I think your goal with your kids is laudable. I do the same thing. It limits the ability to use off-the-shelf devices and software, and I'll get more flak about it as my daughter gets older and is excluded from the "social" applications that I can't allow her to use because they're closed-source and not able to be effectively filtered. I'll burn that bridge when I get there, I suppose...

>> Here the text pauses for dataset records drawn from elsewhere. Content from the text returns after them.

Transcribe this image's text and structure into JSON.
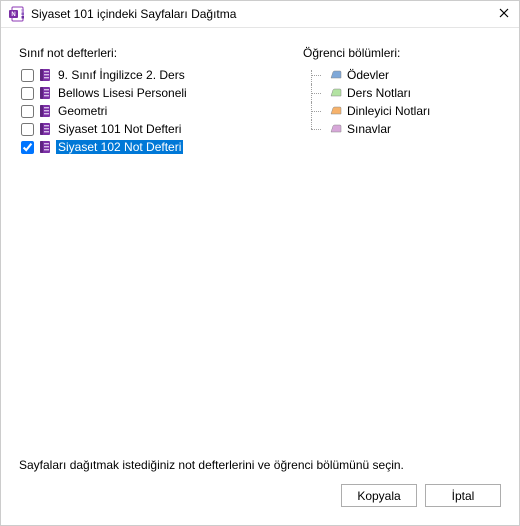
{
  "window": {
    "title": "Siyaset 101 içindeki Sayfaları Dağıtma"
  },
  "left": {
    "header": "Sınıf not defterleri:",
    "items": [
      {
        "label": "9. Sınıf İngilizce 2. Ders",
        "checked": false,
        "selected": false
      },
      {
        "label": "Bellows Lisesi Personeli",
        "checked": false,
        "selected": false
      },
      {
        "label": "Geometri",
        "checked": false,
        "selected": false
      },
      {
        "label": "Siyaset 101 Not Defteri",
        "checked": false,
        "selected": false
      },
      {
        "label": "Siyaset 102 Not Defteri",
        "checked": true,
        "selected": true
      }
    ]
  },
  "right": {
    "header": "Öğrenci bölümleri:",
    "items": [
      {
        "label": "Ödevler",
        "color": "#7fa8d8"
      },
      {
        "label": "Ders Notları",
        "color": "#b3e3a2"
      },
      {
        "label": "Dinleyici Notları",
        "color": "#f6b26b"
      },
      {
        "label": "Sınavlar",
        "color": "#d7a7d9"
      }
    ]
  },
  "instruction": "Sayfaları dağıtmak istediğiniz not defterlerini ve öğrenci bölümünü seçin.",
  "buttons": {
    "copy": "Kopyala",
    "cancel": "İptal"
  }
}
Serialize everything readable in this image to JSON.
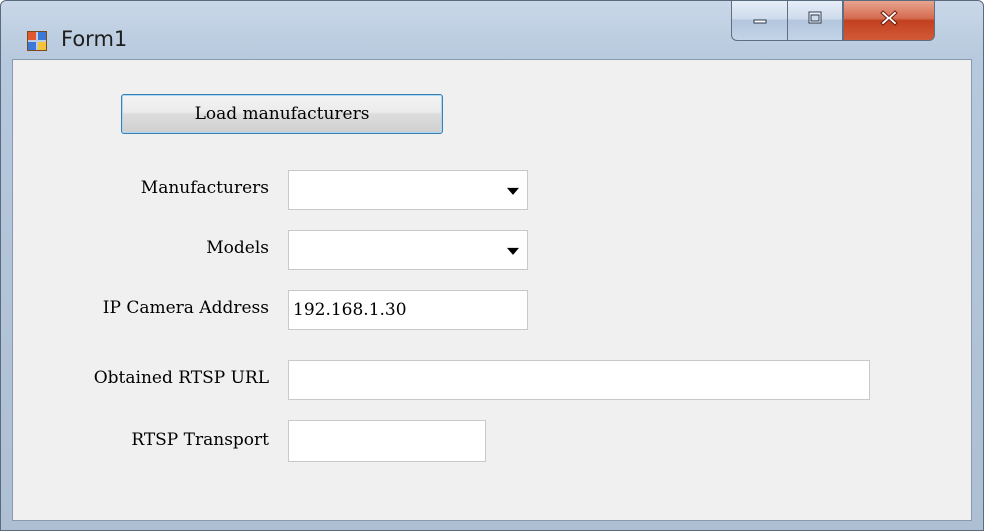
{
  "window": {
    "title": "Form1"
  },
  "form": {
    "load_button_label": "Load manufacturers",
    "manufacturers_label": "Manufacturers",
    "manufacturers_value": "",
    "models_label": "Models",
    "models_value": "",
    "ip_label": "IP Camera Address",
    "ip_value": "192.168.1.30",
    "rtsp_url_label": "Obtained RTSP URL",
    "rtsp_url_value": "",
    "rtsp_transport_label": "RTSP Transport",
    "rtsp_transport_value": ""
  },
  "icons": {
    "app": "form-window-icon",
    "minimize": "minimize-icon",
    "maximize": "maximize-icon",
    "close": "close-icon",
    "dropdown": "chevron-down-icon"
  },
  "colors": {
    "client_bg": "#f0f0f0",
    "frame_bg": "#aebfd3",
    "close_button": "#c2401f",
    "focus_border": "#3c7fb1"
  }
}
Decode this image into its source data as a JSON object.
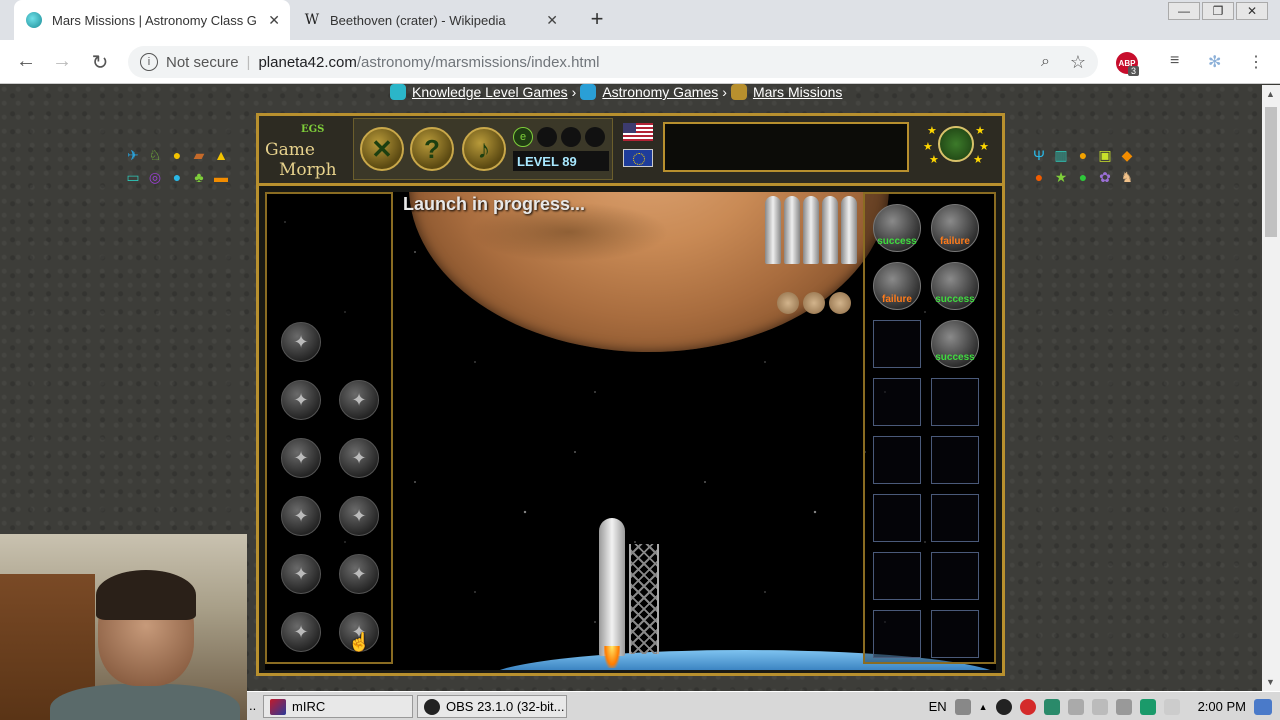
{
  "browser": {
    "tabs": [
      {
        "title": "Mars Missions | Astronomy Class Ga",
        "active": true,
        "favicon": "globe-icon"
      },
      {
        "title": "Beethoven (crater) - Wikipedia",
        "active": false,
        "favicon": "wikipedia-icon"
      }
    ],
    "omnibox": {
      "security": "Not secure",
      "domain": "planeta42.com",
      "path": "/astronomy/marsmissions/index.html"
    },
    "extension_badge": "3",
    "extension_label": "ABP"
  },
  "breadcrumbs": [
    {
      "label": "Knowledge Level Games",
      "color": "#2bb6c9"
    },
    {
      "label": "Astronomy Games",
      "color": "#2a9fd6"
    },
    {
      "label": "Mars Missions",
      "color": "#b8902e"
    }
  ],
  "breadcrumb_sep": "›",
  "game": {
    "logo_top": "EGS",
    "logo_line1": "Game",
    "logo_line2": "Morph",
    "level": "LEVEL 89",
    "status": "Launch in progress...",
    "missions": [
      {
        "result": "success"
      },
      {
        "result": "failure"
      },
      {
        "result": "failure"
      },
      {
        "result": "success"
      },
      {
        "result": ""
      },
      {
        "result": "success"
      }
    ]
  },
  "taskbar": {
    "more": "..",
    "items": [
      {
        "label": "mIRC"
      },
      {
        "label": "OBS 23.1.0 (32-bit..."
      }
    ],
    "lang": "EN",
    "clock": "2:00 PM"
  }
}
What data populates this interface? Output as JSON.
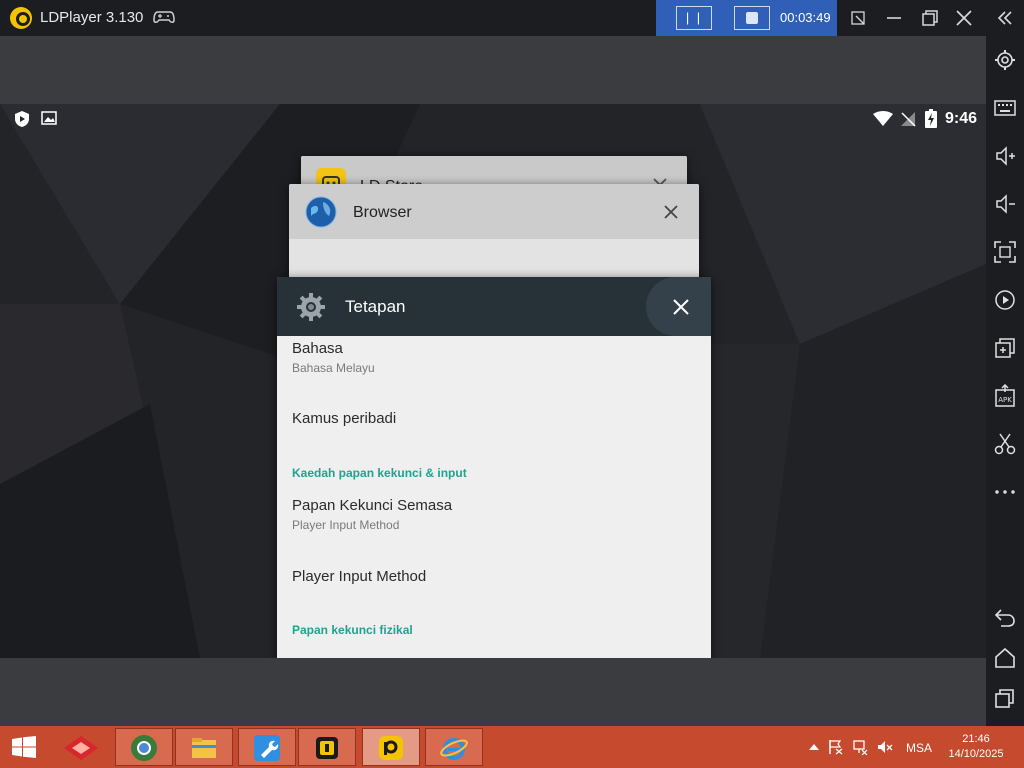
{
  "window": {
    "app_title": "LDPlayer 3.130",
    "record_pause_label": "| |",
    "record_time": "00:03:49"
  },
  "android": {
    "status_time": "9:46"
  },
  "recents": {
    "cards": [
      {
        "app": "LD Store",
        "icon": "ld-store-icon"
      },
      {
        "app": "Browser",
        "icon": "browser-globe-icon"
      },
      {
        "app": "Tetapan",
        "icon": "settings-gear-icon"
      }
    ]
  },
  "settings": {
    "items": [
      {
        "title": "Bahasa",
        "summary": "Bahasa Melayu"
      },
      {
        "title": "Kamus peribadi",
        "summary": ""
      },
      {
        "category": "Kaedah papan kekunci & input"
      },
      {
        "title": "Papan Kekunci Semasa",
        "summary": "Player Input Method"
      },
      {
        "title": "Player Input Method",
        "summary": ""
      },
      {
        "category": "Papan kekunci fizikal"
      }
    ]
  },
  "taskbar": {
    "language": "MSA",
    "clock_time": "21:46",
    "clock_date": "14/10/2025"
  },
  "colors": {
    "record_panel": "#2f5fb7",
    "settings_header": "#263238",
    "category_accent": "#1ea38f",
    "taskbar": "#c54a2e"
  }
}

10. lenova ◴[22 Oct 24 17:26 UTC] No.41916523[source]
Out of curiosity, which software/app are you using to MitM on your home network?
replies(1): >>41917485 #
11. recursive ◴[22 Oct 24 17:32 UTC] No.41916597[source]
Parents are the oppressive nation-states of their families.
12. bluGill ◴[22 Oct 24 18:57 UTC] No.41917485[source]
Currently I'm not. I would like to, but I'm not sure how to make it work. If I have a youtube video that I downloaded, I can make youtube.com point to my own web server, but everything after the domain needs to point to the correct things to make it play and I'm not sure how to do that (I also haven't looked).
replies(1): >>41917689 #
13. ndriscoll ◴[22 Oct 24 19:18 UTC] No.41917689{3}[source]
You'll probably have an easier time blocking youtube (or the Internet in general) on the devices in question and running something like Jellyfin locally to serve your library.
replies(1): >>41918045 #
14. bluGill ◴[22 Oct 24 19:54 UTC] No.41918045{4}[source]
The hard part is my kids' online piano lesson embeds youtube videos for the lesson. they have enough other content that I paid for an account for my kids, but the videos direct to youtube not someplace they host which means I can't block any of youtube. This is a common way to do things - my kid's school often sends them to some youtube video for some lesson.

Of course once you finish one youtube video it switches to a "you might want to watch next" which is not the educational content I want them on.

replies(1): >>41919908 #
15. mannyv ◴[22 Oct 24 21:40 UTC] No.41919020[source]
With mikrotik and presumably other vendors you can force dns to your dns. I do this so i can pi-hole everything and see what sneaky things devices are doing.
replies(1): >>41919816 #
16. EvanAnderson ◴[22 Oct 24 23:25 UTC] No.41919816{3}[source]
Sort of. That doesn't help if they're doing DoH and you're unwilling to MitM all the SSL (and, if you are, then you have to worry they've pinned certs).
replies(1): >>41920310 #
17. ndriscoll ◴[22 Oct 24 23:43 UTC] No.41919908{5}[source]
If you control the client (e.g. you can use librewolf), then you could do something like this greasemonkey script to rewrite youtube iframes into a locally hosted video file with the same name as the youtube video id:

https://gist.github.com/ndriscoll/2f1c98a125c0d4a4f6f993e077...

The event listener might have an annoying perf impact, and if the sites with the embed don't use javascript to build the page, you might be able to leave it off.

18. mannyv ◴[23 Oct 24 00:37 UTC] No.41920310{4}[source]
Luckily DoH doesn't seem to be implemented by devices yet. And I could do MtM, because most devices don't really seem to verify their tls certs.

One day they will do both, but that day is probably far away.

And they are on my network, so if they don't function without their own DNS that's OK by me.

19. int_19h ◴[23 Oct 24 00:51 UTC] No.41920425{5}[source]
Size and scope matters. Large network operators that have a de facto monopoly on Internet access in many places should absolutely not be able to do what they want, but this is a function of their market power, not something inherent to any network operator.